Ecologie et zoocentrisme par Simon Charbonneau

 

Parmi les multiples manifestations du malaise spirituel contemporain, né de l'énorme mutation qu'à connu l'Homme moderne depuis une cinquantaine d'années, faut citer l'incidence croissante des positions zoophiles. Promues par les amis des animaux, dans une société dont les membres apparaissent comme de plus en plus coupés de la nature, où la relation avec les machines est en définitive plus familière que celle traditionnelle établie avec les animaux dans les sociétés rurales. Cette influence est particulièrement nette dans les médias où se sont multipliés, ces dernières années, les émissions sur les animaux, mais également au sein du mouvement écologique où certains militants cultivent dans ce domaine le plus étrange syncrétisme C'est ainsi que lors des dernières élections européennes on a pu voir la Présidente de la SPA, en seconde position, derrière le chef de file des Verts. Quoique parfaitement compréhensible pour un esprit superficiel, l'amalgame entre la zoophilie et l'écologie reste problématique.

Faut-il tout d'abord rappeler qu'à l'origine de la zoophilie il y a l'amour parfaitement justifié que les hommes portent aux animaux ? L'existence de cette relation affective initiale constitue le fondement légitime de toutes les rhétoriques développées par les amis des animaux. Traditionnellement réservée aux animaux familiers, c'est à dire domestiques, cette affection s'étend aujourd'hui à certains animaux sauvages (ours, baleines, phoques, rapaces,...); ici se situe certainement le lien unissant écologie et zoophilie. Notons d'ailleurs à ce propos la différence fondamentale d'attrait existant entre ces deux types d'animaux, la première se caractérisant par la familiarité, la seconde au contraire par l'étrangeté. Quoiqu'il en soit ces dispositions peuvent varier de la plus grande modération à l'intégrisme le plus intolérant, en passant par toutes les nuances imaginables. En tous les cas, au départ, il y a la révolte légitime contre la souffrance animale infligée par l'Homme aux bêtes depuis l'origine de l'humanité. Elle explique les critiques violentes exprimées depuis longtemps par les amis des animaux contre les expériences faites en laboratoire, pour des motifs scientifiques souvent contestables, les élevages industriels et les conditions de transports. Ces formes modernes de la violence faite aux animaux qui ici sont, économiquement et techniquement, pris comme du matériel, apparaissent comme absolument intolérables et doivent certainement être dénoncés en tant que telles. Ces positions zoophiles raisonnables que tout un chacun devrait faire siennes peuvent toutefois aussi déraper vers la zoolâtrie et le fétichisme de l'animal. Je pense ici aux thèses les plus intégristes du mouvement de libération de l'animal qui amalgament la valeur de la vie humaine à celle des animaux et tendent à considérer l'animal comme un sujet moral. C'est ainsi que se diffusent aujourd'hui, au sein du mouvement écologiste, des discours souvent confus sur l'animal devant être conçu comme sujet de droit.
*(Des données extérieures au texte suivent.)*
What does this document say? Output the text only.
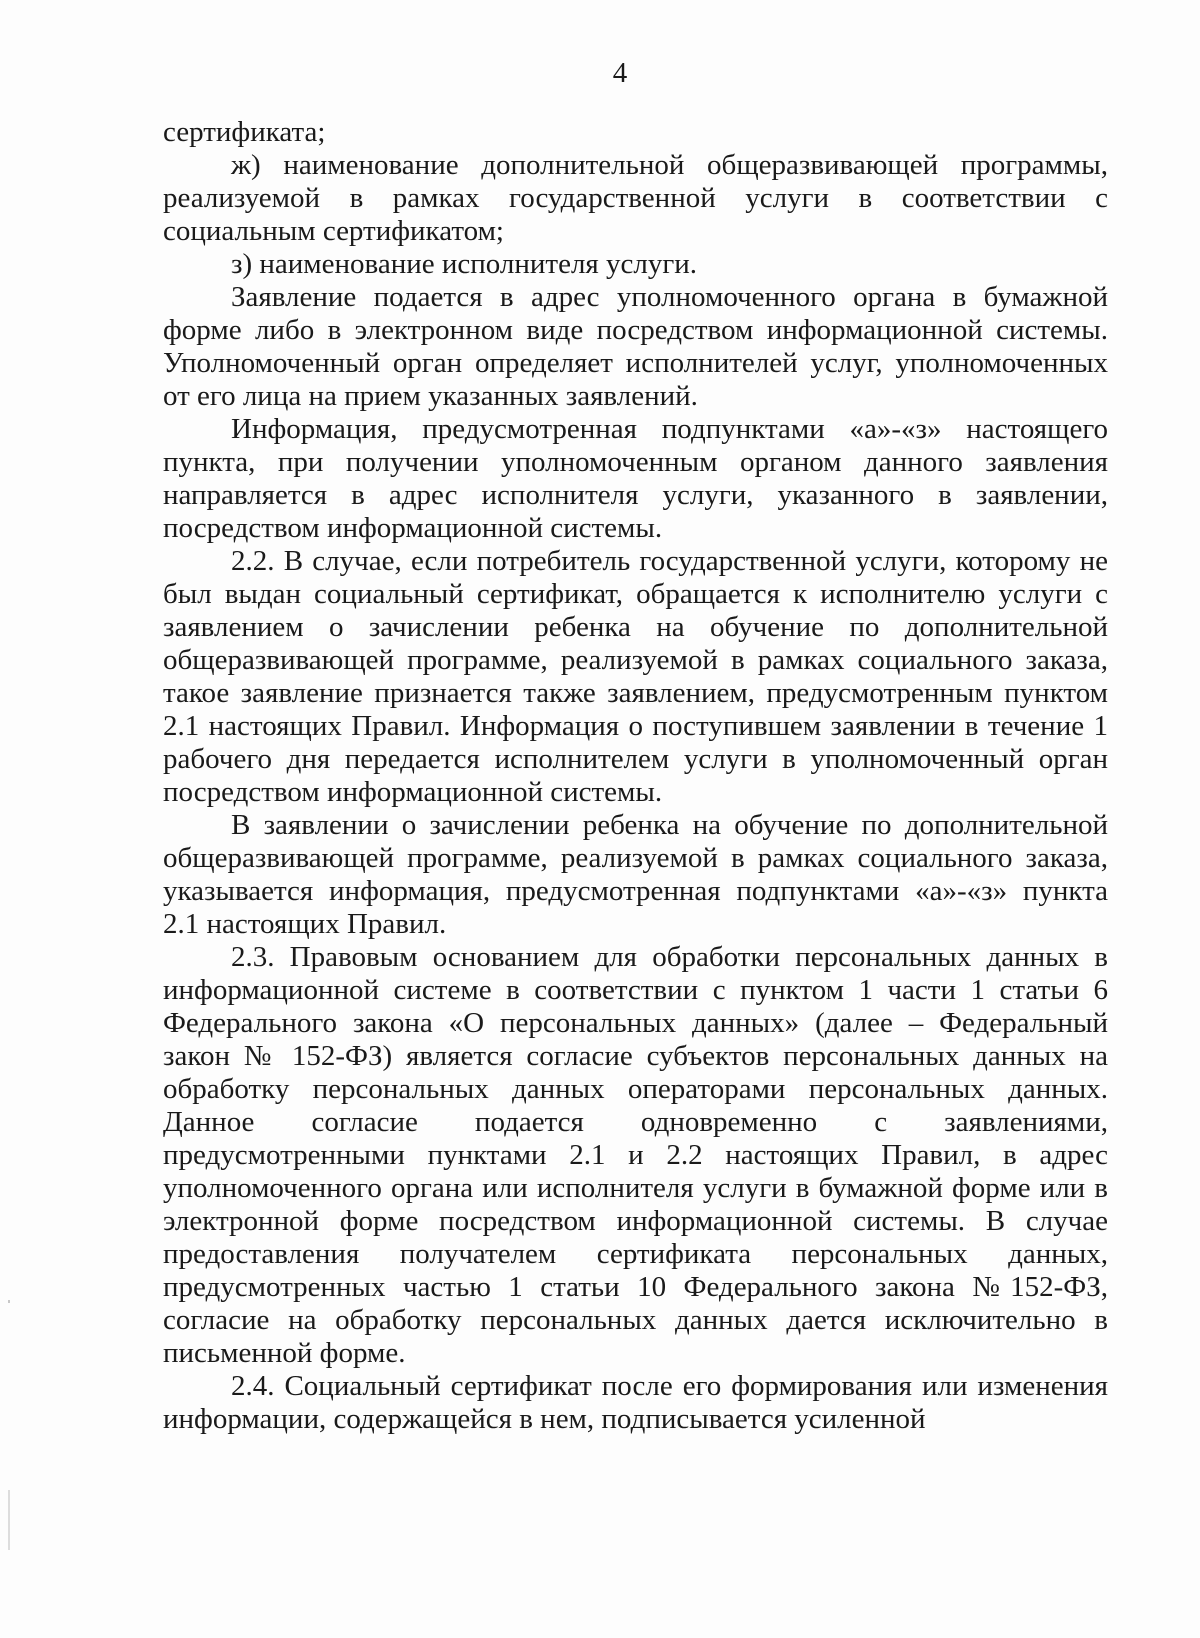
4

сертификата;

ж) наименование дополнительной общеразвивающей программы, реализуемой в рамках государственной услуги в соответствии с социальным сертификатом;

з) наименование исполнителя услуги.

Заявление подается в адрес уполномоченного органа в бумажной форме либо в электронном виде посредством информационной системы. Уполномоченный орган определяет исполнителей услуг, уполномоченных от его лица на прием указанных заявлений.

Информация, предусмотренная подпунктами «а»-«з» настоящего пункта, при получении уполномоченным органом данного заявления направляется в адрес исполнителя услуги, указанного в заявлении, посредством информационной системы.

2.2. В случае, если потребитель государственной услуги, которому не был выдан социальный сертификат, обращается к исполнителю услуги с заявлением о зачислении ребенка на обучение по дополнительной общеразвивающей программе, реализуемой в рамках социального заказа, такое заявление признается также заявлением, предусмотренным пунктом 2.1 настоящих Правил. Информация о поступившем заявлении в течение 1 рабочего дня передается исполнителем услуги в уполномоченный орган посредством информационной системы.

В заявлении о зачислении ребенка на обучение по дополнительной общеразвивающей программе, реализуемой в рамках социального заказа, указывается информация, предусмотренная подпунктами «а»-«з» пункта 2.1 настоящих Правил.

2.3. Правовым основанием для обработки персональных данных в информационной системе в соответствии с пунктом 1 части 1 статьи 6 Федерального закона «О персональных данных» (далее – Федеральный закон № 152-ФЗ) является согласие субъектов персональных данных на обработку персональных данных операторами персональных данных. Данное согласие подается одновременно с заявлениями, предусмотренными пунктами 2.1 и 2.2 настоящих Правил, в адрес уполномоченного органа или исполнителя услуги в бумажной форме или в электронной форме посредством информационной системы. В случае предоставления получателем сертификата персональных данных, предусмотренных частью 1 статьи 10 Федерального закона №152-ФЗ, согласие на обработку персональных данных дается исключительно в письменной форме.

2.4. Социальный сертификат после его формирования или изменения информации, содержащейся в нем, подписывается усиленной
Ces dernières dérives doivent être critiquées et dénoncées comme particulièrement inquiétantes du point de vue de l'Homme, comme de celui de la nature(voir à ce propos l'excellent ouvrage de M. Jean Yves GOFFI : "Le philosophe et ses animaux: du statut éthique de l'Animal " édition Jacqueline CHAMBON 1994). Si en effet on se place du point de vue de la tradition humaniste occidentale, seul l'Homme peut être considéré comme un être moral, c'est à dire à la fois sujet de droits et d'obligations, source de conscience et de parole. En un mot, l'Homme est à la fois nature et liberté et, en ce sens, il se distingue de l'animal par son aptitude à sublimer ses instincts. C'est ainsi que contrairement aux animaux, il lui arrivera de savoir tendre la main à ses ennemis et à aimer ses enfants devenus adultes. L'originalité de l'Homme est d'être à la fois un être biologique et spirituel. C'est pourquoi on peut considérer, sans aucun esprit de provocation, que l'amalgame fait au nom d'une conception biologisante entre la vie humaine et animale peut être légitimement perçue, non seulement comme une assertion mensongère, mais surtout un scandale spirituel et une perversion grave du point de vue moral. Si l'amour des animaux et une chose légitime, il ne doit pas conduire à des égarements passionnels, source de toutes les confusions et les excès. Cela est d'autant plus vrai que par une sorte d'ultime paradoxe, c'est en définitive toujours l'Homme qui prétend parler au nom des animaux, et de quel droit l'Homme peut-il donc parler au nom des animaux ? Sa passion zoophile ne risque-t-elle pas de desservir leurs intérêts ? Si vraiment nous aimons les animaux, contentons nous alors de nous imposer des obligations envers eux et de leur exprimer notre affection; il est inutile d'inventer des théories délirantes pour les protéger de la violence humaine.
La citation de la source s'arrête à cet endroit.